Quan Yin : Le pouvoir de l’amour

Laura Smith Biswas

Mes très chers, c’est moi, Quan Yin. Je m’approche de vous avec amour, portée par le doux parfum de la fleur de lotus.

J’ai choisi ce moment pour m’avancer et entrer dans votre cercle, afin de proclamer la vérité que je porte en moi : le pouvoir de l’amour.

Dans le monde où vous vivez, votre lien avec l’amour lui-même est l’un des atouts les plus puissants dont vous disposez. Non seulement il peut purifier votre énergie et ouvrir la voie à des vibrations plus élevées, mais sa simple présence suffit à adoucir le cœur de ceux qui vous entourent.

L’amour est un outil polyvalent qui recèle une multitude de solutions aux maux de l’humanité. Lorsque l’on se trouve dans la vibration de l’amour, tout devient clair. Il n’est plus question de s’accrocher à la colère et à la haine, ni de justifier sa vision qui consiste à se placer à un niveau supérieur à celui d’autrui. L’amour ne le permet pas.

L’amour a la puissance et le pouvoir de dissoudre tout ce qui fait obstacle à sa clarté.

Il est pratiquement impossible d’y résister lorsqu’on est en connexion avec les véritables aspects de l’amour : sa constance, sa nature inconditionnelle, sa sagesse suprême et sa pureté.

Il ne rejette rien. Il embrasse simplement tout tel quel, en acceptant : où l’on se trouve, ce qui s’est produit, pourquoi cela s’est produit. Cela s’accomplit dans la prise de conscience que — tout ce qui est nécessaire à la création doit se produire, et se produit afin de faire place à la prochaine vague de changement nécessaire pour ramener le sujet ou l’objet de la discussion — vers l’amour.

Lorsqu’un individu ou un être exprime autre chose que l’amour, cela fait partie du cheminement vers la prise de conscience que c’est là l’antithèse de ce qu’il est véritablement.

Ces moments de profonde déconnexion qui surviennent au cours de l’expérience humaine, bien qu’ils puissent receler des souvenirs profondément douloureux, font partie du cheminement vers ce que l’on n’est pas.

Car lorsque l’on parvient à la connaissance de la vérité de qui l’on est, la différence flagrante est irrésistible. La douceur et le nectar de l’amour au plus profond de soi peuvent ramener chez elles même les âmes les plus égarées grâce à ce souvenir.

Prenez le temps de ressentir la douceur de votre nature divine, que vous pourriez considérer comme votre foyer céleste et qui, à vrai dire, est toujours avec vous. Elle est parfois masquée à votre regard par des malentendus, des croyances et des jugements que vous entretenez au sein de votre propre cadre de référence.

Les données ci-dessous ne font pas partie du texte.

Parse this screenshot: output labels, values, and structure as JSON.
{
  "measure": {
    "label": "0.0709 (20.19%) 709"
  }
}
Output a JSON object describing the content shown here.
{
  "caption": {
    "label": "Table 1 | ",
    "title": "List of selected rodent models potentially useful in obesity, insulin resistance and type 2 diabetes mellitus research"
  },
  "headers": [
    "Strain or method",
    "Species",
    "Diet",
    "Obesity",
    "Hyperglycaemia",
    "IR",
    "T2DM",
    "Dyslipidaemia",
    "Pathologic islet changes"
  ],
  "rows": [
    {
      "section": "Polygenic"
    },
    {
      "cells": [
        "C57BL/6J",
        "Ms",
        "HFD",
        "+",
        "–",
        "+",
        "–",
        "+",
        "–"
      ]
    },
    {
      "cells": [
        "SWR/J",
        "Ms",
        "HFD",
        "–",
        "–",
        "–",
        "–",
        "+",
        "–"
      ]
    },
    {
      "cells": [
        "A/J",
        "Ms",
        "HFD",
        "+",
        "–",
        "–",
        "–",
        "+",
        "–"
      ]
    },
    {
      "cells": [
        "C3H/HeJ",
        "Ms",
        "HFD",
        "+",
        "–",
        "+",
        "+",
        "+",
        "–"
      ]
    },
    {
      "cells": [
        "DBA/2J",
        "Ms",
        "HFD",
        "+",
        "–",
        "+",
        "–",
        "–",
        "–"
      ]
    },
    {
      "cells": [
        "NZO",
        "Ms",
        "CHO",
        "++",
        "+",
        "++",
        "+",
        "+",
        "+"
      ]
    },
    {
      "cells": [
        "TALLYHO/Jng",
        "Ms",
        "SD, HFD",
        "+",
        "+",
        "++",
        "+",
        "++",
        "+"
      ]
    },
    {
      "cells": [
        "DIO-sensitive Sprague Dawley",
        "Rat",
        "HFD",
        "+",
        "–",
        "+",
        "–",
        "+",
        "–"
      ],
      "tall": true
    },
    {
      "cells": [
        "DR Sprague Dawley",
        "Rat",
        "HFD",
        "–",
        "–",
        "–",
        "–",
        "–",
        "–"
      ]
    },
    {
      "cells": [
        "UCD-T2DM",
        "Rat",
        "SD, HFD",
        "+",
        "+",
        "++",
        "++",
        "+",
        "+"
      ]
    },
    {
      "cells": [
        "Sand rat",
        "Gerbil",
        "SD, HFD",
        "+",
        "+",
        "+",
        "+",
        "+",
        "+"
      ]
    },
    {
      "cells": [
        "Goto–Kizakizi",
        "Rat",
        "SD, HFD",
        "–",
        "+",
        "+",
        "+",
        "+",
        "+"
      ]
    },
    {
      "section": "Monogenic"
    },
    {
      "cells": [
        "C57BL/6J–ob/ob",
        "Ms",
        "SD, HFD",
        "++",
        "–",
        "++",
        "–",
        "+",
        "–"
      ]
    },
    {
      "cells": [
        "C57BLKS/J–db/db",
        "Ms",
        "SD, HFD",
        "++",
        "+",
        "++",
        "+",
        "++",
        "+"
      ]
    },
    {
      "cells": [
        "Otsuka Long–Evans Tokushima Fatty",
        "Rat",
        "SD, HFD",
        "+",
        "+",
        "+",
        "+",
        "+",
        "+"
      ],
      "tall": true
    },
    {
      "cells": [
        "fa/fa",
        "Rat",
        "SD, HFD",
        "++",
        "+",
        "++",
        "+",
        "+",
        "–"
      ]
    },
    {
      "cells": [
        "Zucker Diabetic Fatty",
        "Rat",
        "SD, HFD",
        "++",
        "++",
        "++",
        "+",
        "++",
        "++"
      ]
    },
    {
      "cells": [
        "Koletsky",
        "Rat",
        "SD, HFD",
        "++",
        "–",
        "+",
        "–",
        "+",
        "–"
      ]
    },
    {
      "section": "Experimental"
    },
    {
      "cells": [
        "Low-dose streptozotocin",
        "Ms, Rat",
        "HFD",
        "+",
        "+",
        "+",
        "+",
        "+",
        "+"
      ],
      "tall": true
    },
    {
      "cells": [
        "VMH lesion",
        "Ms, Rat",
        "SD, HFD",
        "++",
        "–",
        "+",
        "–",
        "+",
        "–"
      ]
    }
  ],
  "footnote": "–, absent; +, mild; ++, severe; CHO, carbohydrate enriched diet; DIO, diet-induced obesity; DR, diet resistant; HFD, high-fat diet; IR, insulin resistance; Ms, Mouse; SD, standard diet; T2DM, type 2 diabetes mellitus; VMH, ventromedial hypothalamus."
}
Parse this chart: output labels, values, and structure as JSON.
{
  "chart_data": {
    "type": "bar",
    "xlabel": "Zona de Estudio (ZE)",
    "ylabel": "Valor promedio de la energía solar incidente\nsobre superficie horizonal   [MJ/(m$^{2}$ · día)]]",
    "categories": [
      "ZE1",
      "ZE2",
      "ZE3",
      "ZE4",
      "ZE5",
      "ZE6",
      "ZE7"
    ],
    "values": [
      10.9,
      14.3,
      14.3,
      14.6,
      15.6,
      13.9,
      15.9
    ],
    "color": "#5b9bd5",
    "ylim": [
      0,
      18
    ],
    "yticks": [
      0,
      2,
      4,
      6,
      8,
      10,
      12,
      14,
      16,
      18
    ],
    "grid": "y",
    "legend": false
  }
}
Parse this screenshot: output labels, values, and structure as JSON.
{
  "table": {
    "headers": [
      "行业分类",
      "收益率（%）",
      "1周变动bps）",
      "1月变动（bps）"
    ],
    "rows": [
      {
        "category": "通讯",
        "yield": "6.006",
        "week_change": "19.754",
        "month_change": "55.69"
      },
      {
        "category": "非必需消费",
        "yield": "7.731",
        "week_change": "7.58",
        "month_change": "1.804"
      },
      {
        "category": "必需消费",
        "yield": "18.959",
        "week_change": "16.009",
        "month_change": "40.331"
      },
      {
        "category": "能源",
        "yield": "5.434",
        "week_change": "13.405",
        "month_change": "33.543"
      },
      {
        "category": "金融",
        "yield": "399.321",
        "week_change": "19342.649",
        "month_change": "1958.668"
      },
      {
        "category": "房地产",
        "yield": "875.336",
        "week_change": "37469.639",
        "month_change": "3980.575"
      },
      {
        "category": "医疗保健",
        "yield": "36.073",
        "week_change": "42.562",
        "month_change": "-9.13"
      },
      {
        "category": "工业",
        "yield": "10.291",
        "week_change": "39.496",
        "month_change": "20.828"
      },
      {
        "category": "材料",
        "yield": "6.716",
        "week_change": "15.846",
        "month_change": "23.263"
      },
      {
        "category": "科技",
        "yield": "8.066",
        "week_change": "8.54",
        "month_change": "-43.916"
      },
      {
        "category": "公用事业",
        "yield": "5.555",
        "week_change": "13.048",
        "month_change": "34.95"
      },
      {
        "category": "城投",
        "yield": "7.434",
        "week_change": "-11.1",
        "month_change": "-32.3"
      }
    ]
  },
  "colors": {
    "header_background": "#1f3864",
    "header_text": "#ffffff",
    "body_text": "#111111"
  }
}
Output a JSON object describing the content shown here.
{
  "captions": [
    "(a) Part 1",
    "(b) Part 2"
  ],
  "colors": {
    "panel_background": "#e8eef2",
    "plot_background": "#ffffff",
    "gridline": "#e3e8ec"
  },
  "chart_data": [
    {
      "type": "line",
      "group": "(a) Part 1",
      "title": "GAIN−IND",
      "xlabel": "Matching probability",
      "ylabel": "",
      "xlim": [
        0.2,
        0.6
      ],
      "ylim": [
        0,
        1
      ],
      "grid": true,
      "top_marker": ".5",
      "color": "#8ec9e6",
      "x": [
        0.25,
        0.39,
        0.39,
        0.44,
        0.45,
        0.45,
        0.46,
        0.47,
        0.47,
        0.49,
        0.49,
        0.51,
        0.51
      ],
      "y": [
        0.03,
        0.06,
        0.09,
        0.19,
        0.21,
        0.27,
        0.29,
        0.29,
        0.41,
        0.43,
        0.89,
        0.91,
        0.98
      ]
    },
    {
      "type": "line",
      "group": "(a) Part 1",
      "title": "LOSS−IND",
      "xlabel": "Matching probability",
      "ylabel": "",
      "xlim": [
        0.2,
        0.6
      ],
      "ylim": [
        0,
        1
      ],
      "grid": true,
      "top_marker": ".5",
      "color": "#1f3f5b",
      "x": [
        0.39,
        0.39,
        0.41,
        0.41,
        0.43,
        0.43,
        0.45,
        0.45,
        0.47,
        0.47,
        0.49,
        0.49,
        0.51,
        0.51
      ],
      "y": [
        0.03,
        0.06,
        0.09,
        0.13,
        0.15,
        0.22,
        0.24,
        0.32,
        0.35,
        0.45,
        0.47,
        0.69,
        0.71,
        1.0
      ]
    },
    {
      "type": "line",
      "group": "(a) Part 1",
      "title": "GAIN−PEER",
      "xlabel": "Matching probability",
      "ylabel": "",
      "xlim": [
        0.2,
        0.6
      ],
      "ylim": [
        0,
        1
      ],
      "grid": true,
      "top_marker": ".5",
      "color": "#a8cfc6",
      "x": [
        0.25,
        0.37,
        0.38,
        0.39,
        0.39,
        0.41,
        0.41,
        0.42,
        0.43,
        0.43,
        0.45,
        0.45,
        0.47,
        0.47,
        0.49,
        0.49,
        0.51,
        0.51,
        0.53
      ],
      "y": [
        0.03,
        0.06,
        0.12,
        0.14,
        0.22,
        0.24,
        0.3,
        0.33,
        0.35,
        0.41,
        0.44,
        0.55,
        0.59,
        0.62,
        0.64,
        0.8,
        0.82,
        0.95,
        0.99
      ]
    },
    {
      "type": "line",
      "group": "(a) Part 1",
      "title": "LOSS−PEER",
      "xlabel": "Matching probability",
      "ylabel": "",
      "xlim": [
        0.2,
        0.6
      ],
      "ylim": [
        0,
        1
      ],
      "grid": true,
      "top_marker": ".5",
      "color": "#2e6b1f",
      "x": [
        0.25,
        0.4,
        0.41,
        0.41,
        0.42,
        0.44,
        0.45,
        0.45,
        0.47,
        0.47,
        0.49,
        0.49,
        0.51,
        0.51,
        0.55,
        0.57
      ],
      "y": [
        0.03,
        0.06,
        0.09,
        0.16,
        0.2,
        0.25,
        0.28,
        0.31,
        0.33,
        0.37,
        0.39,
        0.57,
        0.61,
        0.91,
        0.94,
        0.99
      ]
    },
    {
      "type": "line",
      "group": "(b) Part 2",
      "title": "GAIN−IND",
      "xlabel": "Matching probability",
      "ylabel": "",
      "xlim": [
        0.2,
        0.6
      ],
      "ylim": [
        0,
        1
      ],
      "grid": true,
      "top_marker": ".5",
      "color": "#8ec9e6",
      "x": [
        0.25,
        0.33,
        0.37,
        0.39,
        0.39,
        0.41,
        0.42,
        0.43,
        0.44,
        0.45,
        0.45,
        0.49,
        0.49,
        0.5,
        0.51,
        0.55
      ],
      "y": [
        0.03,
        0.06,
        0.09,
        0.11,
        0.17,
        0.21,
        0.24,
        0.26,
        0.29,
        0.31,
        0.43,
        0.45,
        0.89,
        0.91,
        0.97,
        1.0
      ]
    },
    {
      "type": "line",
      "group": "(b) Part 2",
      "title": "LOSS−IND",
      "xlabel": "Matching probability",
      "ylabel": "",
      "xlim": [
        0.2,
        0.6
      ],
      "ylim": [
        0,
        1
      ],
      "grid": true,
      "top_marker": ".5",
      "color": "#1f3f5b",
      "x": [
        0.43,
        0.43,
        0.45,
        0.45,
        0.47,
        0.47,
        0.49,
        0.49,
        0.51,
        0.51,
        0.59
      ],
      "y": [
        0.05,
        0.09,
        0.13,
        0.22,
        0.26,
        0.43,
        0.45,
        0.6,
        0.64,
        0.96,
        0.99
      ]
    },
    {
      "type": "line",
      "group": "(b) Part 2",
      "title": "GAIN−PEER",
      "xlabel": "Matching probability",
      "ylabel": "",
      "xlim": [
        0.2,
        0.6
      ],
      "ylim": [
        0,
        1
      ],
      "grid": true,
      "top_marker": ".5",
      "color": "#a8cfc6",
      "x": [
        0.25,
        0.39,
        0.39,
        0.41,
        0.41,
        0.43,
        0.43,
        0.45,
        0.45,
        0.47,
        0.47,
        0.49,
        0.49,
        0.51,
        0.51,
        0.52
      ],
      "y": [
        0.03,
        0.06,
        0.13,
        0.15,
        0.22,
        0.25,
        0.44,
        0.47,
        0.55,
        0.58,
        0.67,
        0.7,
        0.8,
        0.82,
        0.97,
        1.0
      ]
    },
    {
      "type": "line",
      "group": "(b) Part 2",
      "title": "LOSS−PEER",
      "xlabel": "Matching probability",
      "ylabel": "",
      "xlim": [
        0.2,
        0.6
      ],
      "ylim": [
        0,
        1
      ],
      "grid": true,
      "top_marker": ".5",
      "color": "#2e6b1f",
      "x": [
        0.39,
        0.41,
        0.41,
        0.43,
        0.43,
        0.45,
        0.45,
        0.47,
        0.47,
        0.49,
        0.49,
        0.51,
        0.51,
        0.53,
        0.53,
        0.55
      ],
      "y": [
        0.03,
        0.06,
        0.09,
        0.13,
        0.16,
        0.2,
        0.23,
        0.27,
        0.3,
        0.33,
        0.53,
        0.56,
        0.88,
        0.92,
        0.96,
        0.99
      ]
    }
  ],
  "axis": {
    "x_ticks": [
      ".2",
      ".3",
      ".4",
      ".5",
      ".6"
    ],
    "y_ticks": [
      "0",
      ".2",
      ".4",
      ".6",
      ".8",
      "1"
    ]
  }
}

Et à mesure que ces (énergies) sont prêtes à être libérées, la reconnaissance de la pureté profonde de votre nature aimante commence à se révéler, jaillissant de derrière les ténèbres, dissolvant les malentendus, vous montrant le chemin du retour.

Laissez l’amour vous guider. Écoutez l’appel de vos désirs de retrouvailles. Laissez-vous envahir par le désir de ces retrouvailles et ouvrez les bras pour les accueillir alors que vous retournez à cette union, vous accordant le privilège de la découverte, dans une douce réunion avec les bras de l’amour, accueillant avec réconfort la familiarité de votre vraie nature.

Il vous est demandé d’envisager que c’est une possibilité réelle, que cela pourrait être aussi simple que cela. Et je n’ai pas dit « facile », mais la simplicité de l’appel à rentrer chez vous par l’amour est aussi claire que cela.

Votre vie vous montrera le chemin. Et chaque virage ou détour sur la route, vous pouvez le considérer comme nécessaire pour acquérir une perspective complète de vous-même dans votre plénitude. Ne vous découragez donc pas lorsque vous avez l’impression de vous être écarté ou d’avoir fait fausse route.

Toutes ces étapes vous rapprochent d’autant plus de chez vous, de la douceur, de la joie, de la passion, de l’harmonie de vos retrouvailles avec l’amour lui-même dans les bras du divin, dissous dans l’unité, en paix, là où votre plénitude cherche à se reposer.

Et même si tu résistes parfois au cours de ton voyage, sache qu’il n’y a rien à craindre. Ce n’est qu’un appel naturel, comme celui d’un parent à son enfant, pour qu’il rentre dîner à la maison, pour qu’il ne fasse plus qu’un avec ses origines.